Symbols in built executables

Simon Marlow marlowsd at gmail.com
Wed Jun 18 05:09:53 EDT 2008


Bryan O'Sullivan wrote:
> Here's something I just stumbled upon by accident: at least on Linux,
> GHC emits huge numbers of symbols into the binaries it generates.
> Here's Haddock, which I compiled without any funny debug options:
> 
> $ du -h haddock-0.9
> 4.1M   haddock-0.9
> $ nm haddock-0.9 | wc -l
> 37938
> $ strip haddock-0.9
> $ du -h haddock-0.9
> 2.7M haddock-0.9
> 
> I happened upon this because I'm repackaging GHC 6.8.3 for Fedora, and
> rpmlint complained that haddock was not stripped. The RPM packager
> automatically strips binaries using "strip -g", but that wasn't
> stripping any of the abovementioned symbols.
> 
> I don't know what the purpose of those symbols might be. Could someone
> fill me in, please? Can they actually be used for anything?
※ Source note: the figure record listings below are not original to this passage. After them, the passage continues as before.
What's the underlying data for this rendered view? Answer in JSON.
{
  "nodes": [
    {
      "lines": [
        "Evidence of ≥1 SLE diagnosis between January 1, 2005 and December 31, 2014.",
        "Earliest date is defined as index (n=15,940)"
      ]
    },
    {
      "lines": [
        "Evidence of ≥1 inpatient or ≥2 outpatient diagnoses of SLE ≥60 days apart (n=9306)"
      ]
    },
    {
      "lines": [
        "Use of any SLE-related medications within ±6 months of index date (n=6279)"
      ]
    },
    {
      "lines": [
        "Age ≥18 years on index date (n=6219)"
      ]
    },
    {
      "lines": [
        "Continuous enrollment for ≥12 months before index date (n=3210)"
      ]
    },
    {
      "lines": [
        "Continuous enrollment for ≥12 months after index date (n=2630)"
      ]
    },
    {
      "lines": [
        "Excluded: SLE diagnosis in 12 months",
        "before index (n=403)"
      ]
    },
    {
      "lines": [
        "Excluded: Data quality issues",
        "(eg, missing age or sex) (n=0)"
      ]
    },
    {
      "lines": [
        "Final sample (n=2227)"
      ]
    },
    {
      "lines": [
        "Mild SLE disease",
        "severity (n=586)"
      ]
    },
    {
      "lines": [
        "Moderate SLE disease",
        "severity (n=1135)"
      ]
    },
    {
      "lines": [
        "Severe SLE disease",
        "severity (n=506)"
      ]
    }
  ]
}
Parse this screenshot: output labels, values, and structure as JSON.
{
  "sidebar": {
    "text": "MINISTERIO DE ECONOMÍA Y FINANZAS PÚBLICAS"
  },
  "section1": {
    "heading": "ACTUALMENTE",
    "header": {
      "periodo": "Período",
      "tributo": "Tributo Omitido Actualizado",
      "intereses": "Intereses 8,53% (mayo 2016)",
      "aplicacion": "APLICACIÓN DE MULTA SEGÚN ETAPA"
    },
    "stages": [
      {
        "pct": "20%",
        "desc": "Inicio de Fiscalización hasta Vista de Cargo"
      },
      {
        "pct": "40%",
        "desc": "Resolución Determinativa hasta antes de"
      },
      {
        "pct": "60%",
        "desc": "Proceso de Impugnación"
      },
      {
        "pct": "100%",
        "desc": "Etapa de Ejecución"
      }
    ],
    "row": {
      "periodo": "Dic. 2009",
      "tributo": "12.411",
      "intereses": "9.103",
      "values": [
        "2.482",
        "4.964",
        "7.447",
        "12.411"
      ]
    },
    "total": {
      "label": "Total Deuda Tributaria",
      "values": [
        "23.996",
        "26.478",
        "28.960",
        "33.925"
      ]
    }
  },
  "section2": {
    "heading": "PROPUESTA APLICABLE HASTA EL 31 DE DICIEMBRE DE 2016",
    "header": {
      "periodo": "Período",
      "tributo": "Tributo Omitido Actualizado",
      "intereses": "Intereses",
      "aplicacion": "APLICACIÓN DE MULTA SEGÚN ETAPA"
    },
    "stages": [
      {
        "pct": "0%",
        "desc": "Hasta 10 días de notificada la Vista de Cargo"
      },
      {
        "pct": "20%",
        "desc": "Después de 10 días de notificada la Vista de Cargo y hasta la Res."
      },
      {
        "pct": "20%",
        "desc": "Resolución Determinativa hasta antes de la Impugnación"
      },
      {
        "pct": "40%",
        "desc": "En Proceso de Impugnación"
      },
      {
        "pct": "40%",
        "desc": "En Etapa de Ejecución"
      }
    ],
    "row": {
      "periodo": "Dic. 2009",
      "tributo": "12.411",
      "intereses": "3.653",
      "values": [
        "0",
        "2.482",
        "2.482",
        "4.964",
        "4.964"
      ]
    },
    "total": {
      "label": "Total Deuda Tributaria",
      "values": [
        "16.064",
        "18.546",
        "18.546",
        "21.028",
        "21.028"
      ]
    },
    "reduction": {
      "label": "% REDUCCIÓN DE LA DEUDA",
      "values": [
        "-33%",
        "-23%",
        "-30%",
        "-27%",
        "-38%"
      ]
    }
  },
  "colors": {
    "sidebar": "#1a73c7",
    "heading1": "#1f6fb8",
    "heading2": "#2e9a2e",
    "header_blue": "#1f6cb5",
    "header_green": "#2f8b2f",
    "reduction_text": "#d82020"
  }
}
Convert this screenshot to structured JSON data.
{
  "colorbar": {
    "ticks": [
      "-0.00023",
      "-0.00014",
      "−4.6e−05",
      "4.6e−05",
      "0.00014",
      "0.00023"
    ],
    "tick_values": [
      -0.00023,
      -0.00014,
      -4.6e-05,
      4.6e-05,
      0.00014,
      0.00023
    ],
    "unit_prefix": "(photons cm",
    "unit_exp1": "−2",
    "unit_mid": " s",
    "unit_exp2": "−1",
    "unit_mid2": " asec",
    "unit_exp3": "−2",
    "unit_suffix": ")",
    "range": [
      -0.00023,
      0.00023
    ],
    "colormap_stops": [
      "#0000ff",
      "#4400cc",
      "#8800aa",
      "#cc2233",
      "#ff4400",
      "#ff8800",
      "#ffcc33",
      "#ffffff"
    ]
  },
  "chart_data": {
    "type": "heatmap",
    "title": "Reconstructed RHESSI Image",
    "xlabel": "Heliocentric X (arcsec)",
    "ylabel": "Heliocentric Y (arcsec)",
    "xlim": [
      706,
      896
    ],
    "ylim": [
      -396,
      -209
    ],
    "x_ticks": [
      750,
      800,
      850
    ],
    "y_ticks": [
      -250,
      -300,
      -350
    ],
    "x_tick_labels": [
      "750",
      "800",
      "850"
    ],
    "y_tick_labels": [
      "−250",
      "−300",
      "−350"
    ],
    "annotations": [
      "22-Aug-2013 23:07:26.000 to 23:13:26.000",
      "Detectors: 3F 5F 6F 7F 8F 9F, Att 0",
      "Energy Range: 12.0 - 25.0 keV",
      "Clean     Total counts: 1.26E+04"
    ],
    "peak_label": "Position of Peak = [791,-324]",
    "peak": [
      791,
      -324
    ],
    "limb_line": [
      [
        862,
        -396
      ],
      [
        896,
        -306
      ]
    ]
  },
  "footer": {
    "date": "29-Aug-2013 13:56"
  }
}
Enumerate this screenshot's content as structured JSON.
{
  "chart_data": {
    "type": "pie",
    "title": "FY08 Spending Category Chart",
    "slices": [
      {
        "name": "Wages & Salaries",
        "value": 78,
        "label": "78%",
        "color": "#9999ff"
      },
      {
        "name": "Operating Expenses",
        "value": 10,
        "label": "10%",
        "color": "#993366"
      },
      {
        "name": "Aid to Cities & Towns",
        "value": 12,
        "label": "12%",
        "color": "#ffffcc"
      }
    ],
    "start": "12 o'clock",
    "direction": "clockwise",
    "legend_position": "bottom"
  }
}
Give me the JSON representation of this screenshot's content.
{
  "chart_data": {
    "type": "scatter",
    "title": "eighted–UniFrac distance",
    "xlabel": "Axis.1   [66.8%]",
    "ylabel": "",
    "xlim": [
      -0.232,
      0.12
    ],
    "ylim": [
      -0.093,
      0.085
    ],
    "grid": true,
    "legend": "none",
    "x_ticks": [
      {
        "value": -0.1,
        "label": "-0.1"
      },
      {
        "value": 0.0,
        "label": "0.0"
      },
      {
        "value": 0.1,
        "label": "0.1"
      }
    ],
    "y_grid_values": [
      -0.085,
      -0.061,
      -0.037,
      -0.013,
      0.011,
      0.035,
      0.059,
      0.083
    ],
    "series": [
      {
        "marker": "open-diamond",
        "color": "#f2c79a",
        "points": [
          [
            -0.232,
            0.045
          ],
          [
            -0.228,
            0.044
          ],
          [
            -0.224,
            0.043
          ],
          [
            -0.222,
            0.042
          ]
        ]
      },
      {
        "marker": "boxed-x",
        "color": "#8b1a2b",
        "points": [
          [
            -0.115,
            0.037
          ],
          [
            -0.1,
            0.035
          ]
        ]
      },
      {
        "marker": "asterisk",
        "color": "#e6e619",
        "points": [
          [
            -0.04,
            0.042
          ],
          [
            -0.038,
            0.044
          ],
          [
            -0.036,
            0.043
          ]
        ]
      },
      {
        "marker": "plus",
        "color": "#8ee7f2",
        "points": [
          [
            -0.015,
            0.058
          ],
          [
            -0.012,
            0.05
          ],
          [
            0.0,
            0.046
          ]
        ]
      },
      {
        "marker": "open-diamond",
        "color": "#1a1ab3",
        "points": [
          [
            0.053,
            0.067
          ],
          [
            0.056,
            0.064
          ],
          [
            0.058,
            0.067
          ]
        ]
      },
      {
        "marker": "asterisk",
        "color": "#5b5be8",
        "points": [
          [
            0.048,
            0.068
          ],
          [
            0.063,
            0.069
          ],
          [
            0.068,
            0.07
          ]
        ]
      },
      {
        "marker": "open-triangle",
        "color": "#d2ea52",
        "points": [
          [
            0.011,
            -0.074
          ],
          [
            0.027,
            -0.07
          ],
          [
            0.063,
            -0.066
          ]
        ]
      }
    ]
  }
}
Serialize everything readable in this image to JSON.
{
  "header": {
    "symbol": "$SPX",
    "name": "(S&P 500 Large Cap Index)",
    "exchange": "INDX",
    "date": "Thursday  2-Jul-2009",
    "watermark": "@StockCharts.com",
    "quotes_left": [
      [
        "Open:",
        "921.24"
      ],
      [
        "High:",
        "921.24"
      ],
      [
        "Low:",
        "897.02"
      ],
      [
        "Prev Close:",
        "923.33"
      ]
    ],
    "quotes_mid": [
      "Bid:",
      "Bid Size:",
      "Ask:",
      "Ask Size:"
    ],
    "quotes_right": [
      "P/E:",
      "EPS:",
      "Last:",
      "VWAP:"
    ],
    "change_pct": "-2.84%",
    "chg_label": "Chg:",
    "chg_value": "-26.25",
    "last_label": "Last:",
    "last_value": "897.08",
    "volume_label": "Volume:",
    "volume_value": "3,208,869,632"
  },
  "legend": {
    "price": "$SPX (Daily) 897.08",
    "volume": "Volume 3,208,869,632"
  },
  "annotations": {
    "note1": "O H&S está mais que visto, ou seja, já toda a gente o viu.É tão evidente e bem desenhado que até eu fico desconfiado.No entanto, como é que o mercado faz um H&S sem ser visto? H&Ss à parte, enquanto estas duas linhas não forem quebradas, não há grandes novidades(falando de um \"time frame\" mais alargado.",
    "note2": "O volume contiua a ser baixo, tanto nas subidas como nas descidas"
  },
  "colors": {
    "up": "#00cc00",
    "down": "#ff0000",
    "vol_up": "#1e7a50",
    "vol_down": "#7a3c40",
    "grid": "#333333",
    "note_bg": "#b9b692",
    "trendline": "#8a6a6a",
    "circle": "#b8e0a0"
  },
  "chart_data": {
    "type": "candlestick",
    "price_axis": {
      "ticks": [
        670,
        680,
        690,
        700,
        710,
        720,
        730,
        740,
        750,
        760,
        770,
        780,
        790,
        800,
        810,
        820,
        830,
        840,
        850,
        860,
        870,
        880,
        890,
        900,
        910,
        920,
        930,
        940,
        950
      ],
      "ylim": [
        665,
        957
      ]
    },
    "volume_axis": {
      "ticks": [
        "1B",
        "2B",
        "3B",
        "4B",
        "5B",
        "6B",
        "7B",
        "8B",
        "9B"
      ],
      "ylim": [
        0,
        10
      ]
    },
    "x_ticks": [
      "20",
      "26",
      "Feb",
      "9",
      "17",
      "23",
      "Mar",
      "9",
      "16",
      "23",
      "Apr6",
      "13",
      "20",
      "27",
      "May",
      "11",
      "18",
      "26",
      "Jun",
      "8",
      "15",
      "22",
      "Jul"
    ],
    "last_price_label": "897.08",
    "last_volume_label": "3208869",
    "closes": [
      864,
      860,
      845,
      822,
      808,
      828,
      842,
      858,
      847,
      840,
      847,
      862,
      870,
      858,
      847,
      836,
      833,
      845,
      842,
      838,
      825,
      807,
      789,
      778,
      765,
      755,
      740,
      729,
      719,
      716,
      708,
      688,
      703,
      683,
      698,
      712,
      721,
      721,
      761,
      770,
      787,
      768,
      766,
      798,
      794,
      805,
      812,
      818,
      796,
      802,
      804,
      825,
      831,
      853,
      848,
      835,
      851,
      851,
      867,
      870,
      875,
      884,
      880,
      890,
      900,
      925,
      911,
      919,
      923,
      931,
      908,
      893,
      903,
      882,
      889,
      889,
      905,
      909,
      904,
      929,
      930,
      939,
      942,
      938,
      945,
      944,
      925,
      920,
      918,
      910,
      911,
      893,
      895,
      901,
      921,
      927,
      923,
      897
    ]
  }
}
We didn't put them there on purpose, if that's what you're asking :)  These 
are just the symbols that get left in by the linker by default.  gdb and 
things like valgrind can use them, but they're not a lot of use in general.

There tend to be a lot of local symbols left around too, which are of even 
less use.  At one time I used to strip these out when making libraries, but 
it was tricky and non-portable, so I think we stopped doing it.